En la misma entrevista, incluso declaró su admiración por la treta de Putin de declarar la independencia de las regiones orientales de Ucrania. “Es un tipo que dice: ‘Voy a declarar independiente una gran parte de Ucrania’”, dijo Trump. “Utilizó la palabra ‘independiente’ y ‘vamos a salir y vamos a entrar y vamos a ayudar a mantener la paz’. Hay que decir que eso es bastante inteligente”.
Es un error pensar que Trump es un estudioso de la historia, pero aprende y observa atentamente a los hombres que considera sus iguales (y todos son hombres). Como resultado, su segundo mandato ya es sustancialmente diferente del primero. En su primer mandato tuvo algunas ideas, pero gran parte de su política exterior e interior parecía estar más arraigada en el impulso que en la ideología. Los miembros de su equipo directivo se resistieron a menudo a esos impulsos, a veces hasta el punto de discrepar públicamente y presentar dimisiones.
El primer secretario de Defensa de Trump, Jim Mattis, dimitió en protesta contra sus políticas, por ejemplo, y su segundo secretario de Defensa rompió abiertamente con Trump cuando propuso enviar soldados en servicio activo a vigilar las calles estadounidenses en 2020. Es difícil imaginar a Pete Hegseth teniendo opiniones distintas a las de su jefe.

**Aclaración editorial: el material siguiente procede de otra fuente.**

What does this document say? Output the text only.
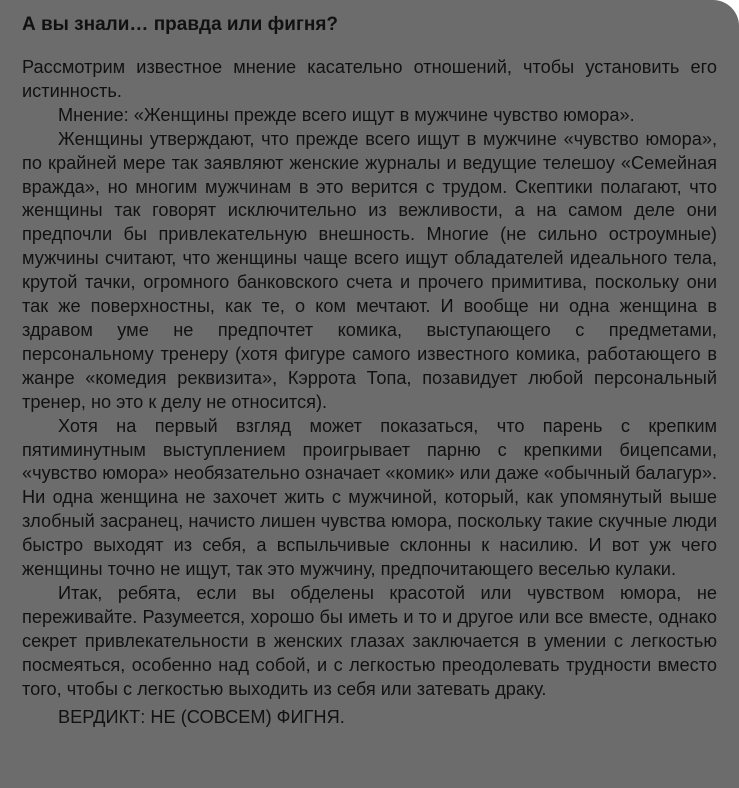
А вы знали… правда или фигня?

Рассмотрим известное мнение касательно отношений, чтобы установить его истинность.

Мнение: «Женщины прежде всего ищут в мужчине чувство юмора».

Женщины утверждают, что прежде всего ищут в мужчине «чувство юмора», по крайней мере так заявляют женские журналы и ведущие телешоу «Семейная вражда», но многим мужчинам в это верится с трудом. Скептики полагают, что женщины так говорят исключительно из вежливости, а на самом деле они предпочли бы привлекательную внешность. Многие (не сильно остроумные) мужчины считают, что женщины чаще всего ищут обладателей идеального тела, крутой тачки, огромного банковского счета и прочего примитива, поскольку они так же поверхностны, как те, о ком мечтают. И вообще ни одна женщина в здравом уме не предпочтет комика, выступающего с предметами, персональному тренеру (хотя фигуре самого известного комика, работающего в жанре «комедия реквизита», Кэррота Топа, позавидует любой персональный тренер, но это к делу не относится).

Хотя на первый взгляд может показаться, что парень с крепким пятиминутным выступлением проигрывает парню с крепкими бицепсами, «чувство юмора» необязательно означает «комик» или даже «обычный балагур». Ни одна женщина не захочет жить с мужчиной, который, как упомянутый выше злобный засранец, начисто лишен чувства юмора, поскольку такие скучные люди быстро выходят из себя, а вспыльчивые склонны к насилию. И вот уж чего женщины точно не ищут, так это мужчину, предпочитающего веселью кулаки.

Итак, ребята, если вы обделены красотой или чувством юмора, не переживайте. Разумеется, хорошо бы иметь и то и другое или все вместе, однако секрет привлекательности в женских глазах заключается в умении с легкостью посмеяться, особенно над собой, и с легкостью преодолевать трудности вместо того, чтобы с легкостью выходить из себя или затевать драку.

ВЕРДИКТ: НЕ (СОВСЕМ) ФИГНЯ.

Los años de Biden transformaron tanto a Trump como a su movimiento. Trump sigue teniendo sus impulsos, pero está rodeado de gente con planes, y ahora podemos ver un plan mucho más coherente en funcionamiento.
En el ámbito nacional, su gobierno está intentando revolucionar el orden constitucional, colocando al presidente a la cabeza del gobierno estadounidense y subordinando los poderes legislativo y judicial a sus deseos y caprichos y otorgándose un poder sin control, incluido —más recientemente— el poder de detener a personas en las calles estadounidenses y enviarlas a cárceles de El Salvador sin el debido proceso.
En materia de economía, Trump ha elogiado la Edad Dorada. Justo después de su toma de posesión, dijo: “Fuimos más ricos de 1870 a 1913. Fue cuando éramos un país arancelario”.
En política exterior, sus acciones ya no parecen tan aislacionistas sino más bien como un renacimiento del Destino Manifiesto, la creencia de que Dios había destinado a Estados Unidos a extenderse por el territorio continental estadounidense y el resto de Norteamérica, y de la Doctrina Monroe, una declaración a las potencias europeas de que Estados Unidos era la potencia dominante en el hemisferio occidental.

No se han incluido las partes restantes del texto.